Some HSPS students have gone on to study philosophy in a more formal setting. Backer said one of his students, a high school senior named Jose, is taking philosophy classes at the University of the District of Columbia and hopes to start a philosophy radio talk show.
Another student, Ian, wrote his college application essays about his experience in HSPS, which impressed admissions counselors, Wood said.
“He did an interview with Princeton and talked about Kierkegaard. They loved it,” said Wood, referring to the 19th century Danish philosopher credited with early existentialist philosophy.
For other students, HSPS is not guiding them to a future career or college major, but providing them an outlet to explore their interests at the moment.
Eleventh-grader Jonah Feldman, who attended a seminar Friday, said that while philosophy is a “fascinating subject,” he does not plan to make a career out of it because he doesn’t “want to starve.”
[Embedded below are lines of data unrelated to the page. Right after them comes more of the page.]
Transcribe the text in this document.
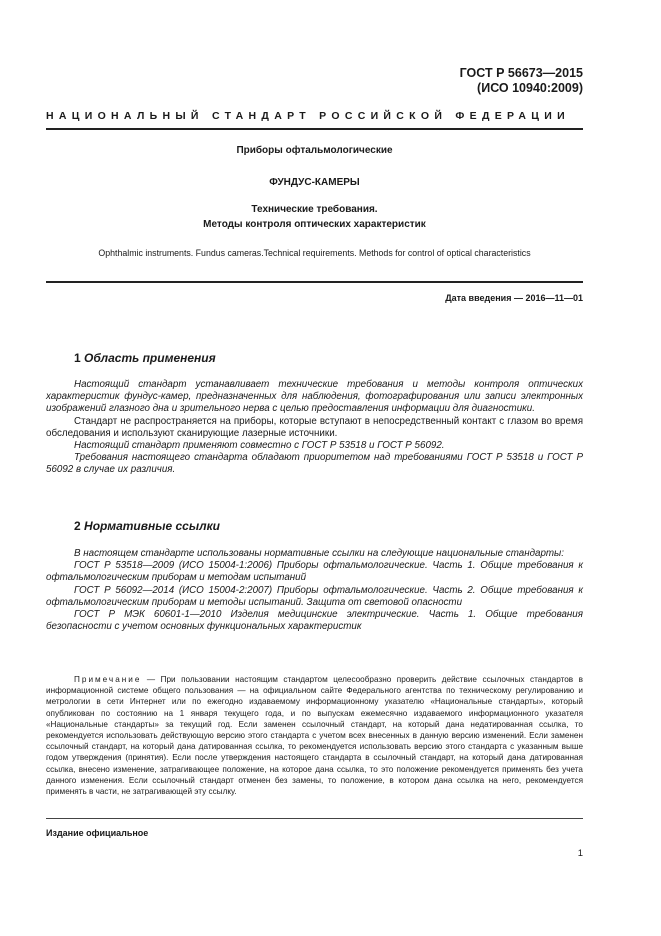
ГОСТ Р 56673—2015
(ИСО 10940:2009)
НАЦИОНАЛЬНЫЙ СТАНДАРТ РОССИЙСКОЙ ФЕДЕРАЦИИ
Приборы офтальмологические
ФУНДУС-КАМЕРЫ
Технические требования.
Методы контроля оптических характеристик
Ophthalmic instruments. Fundus cameras.Technical requirements. Methods for control of optical characteristics
Дата введения — 2016—11—01
1 Область применения

Настоящий стандарт устанавливает технические требования и методы контроля оптических характеристик фундус-камер, предназначенных для наблюдения, фотографирования или записи электронных изображений глазного дна и зрительного нерва с целью предоставления информации для диагностики.

Стандарт не распространяется на приборы, которые вступают в непосредственный контакт с глазом во время обследования и используют сканирующие лазерные источники.

Настоящий стандарт применяют совместно с ГОСТ Р 53518 и ГОСТ Р 56092.

Требования настоящего стандарта обладают приоритетом над требованиями ГОСТ Р 53518 и ГОСТ Р 56092 в случае их различия.

2 Нормативные ссылки

В настоящем стандарте использованы нормативные ссылки на следующие национальные стандарты:

ГОСТ Р 53518—2009 (ИСО 15004-1:2006) Приборы офтальмологические. Часть 1. Общие требования к офтальмологическим приборам и методам испытаний

ГОСТ Р 56092—2014 (ИСО 15004-2:2007) Приборы офтальмологические. Часть 2. Общие требования к офтальмологическим приборам и методы испытаний. Защита от световой опасности

ГОСТ Р МЭК 60601-1—2010 Изделия медицинские электрические. Часть 1. Общие требования безопасности с учетом основных функциональных характеристик

Примечание — При пользовании настоящим стандартом целесообразно проверить действие ссылочных стандартов в информационной системе общего пользования — на официальном сайте Федерального агентства по техническому регулированию и метрологии в сети Интернет или по ежегодно издаваемому информационному указателю «Национальные стандарты», который опубликован по состоянию на 1 января текущего года, и по выпускам ежемесячно издаваемого информационного указателя «Национальные стандарты» за текущий год. Если заменен ссылочный стандарт, на который дана недатированная ссылка, то рекомендуется использовать действующую версию этого стандарта с учетом всех внесенных в данную версию изменений. Если заменен ссылочный стандарт, на который дана датированная ссылка, то рекомендуется использовать версию этого стандарта с указанным выше годом утверждения (принятия). Если после утверждения настоящего стандарта в ссылочный стандарт, на который дана датированная ссылка, внесено изменение, затрагивающее положение, на которое дана ссылка, то это положение рекомендуется применять без учета данного изменения. Если ссылочный стандарт отменен без замены, то положение, в котором дана ссылка на него, рекомендуется применять в части, не затрагивающей эту ссылку.

Издание официальное
1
Mahala Mitchell, a tenth-grader at B-H Longwood, has attended three classes and said her sessions with HSPS members have been “really inspiring.” Mitchell said she is very religious and that philosophy gives her a “better way of comprehending it.”
“Instead of just saying Jesus is the son of God you can think well, maybe he was something else too,” she said. “There’s lots to philosophize.”
Though a young organization, HSPS has gained national attention. Co-founders Backer and Wood recently gave a presentation at the American Philosophical Association’s annual meeting in December. Backer said the invitation was a “really big deal” because undergraduates are never asked to present at or attend the conference. APA members were “very impressed” by HSPS, Backer added.
When they are outside the classroom, HSPS sponsors philosophically themed events. Last spring, the group held a date auction where you could “buy philosophy majors,” Wood said. This semester, Wood said the group might hold another auction where the auctioned students would adopt the personas of famous philosophers.
“You could like buy a date with Friedrich Nietzsche,” Wood said.
Friday’s discussion began as an inquiry into personal identity. Although they never reached a consensus on the identity of the brain transplant recipient, during the 45-minute seminar the group talked about issues such as sexuality and prescription drugs, and told stories about the Cartoon Network and Napoleon.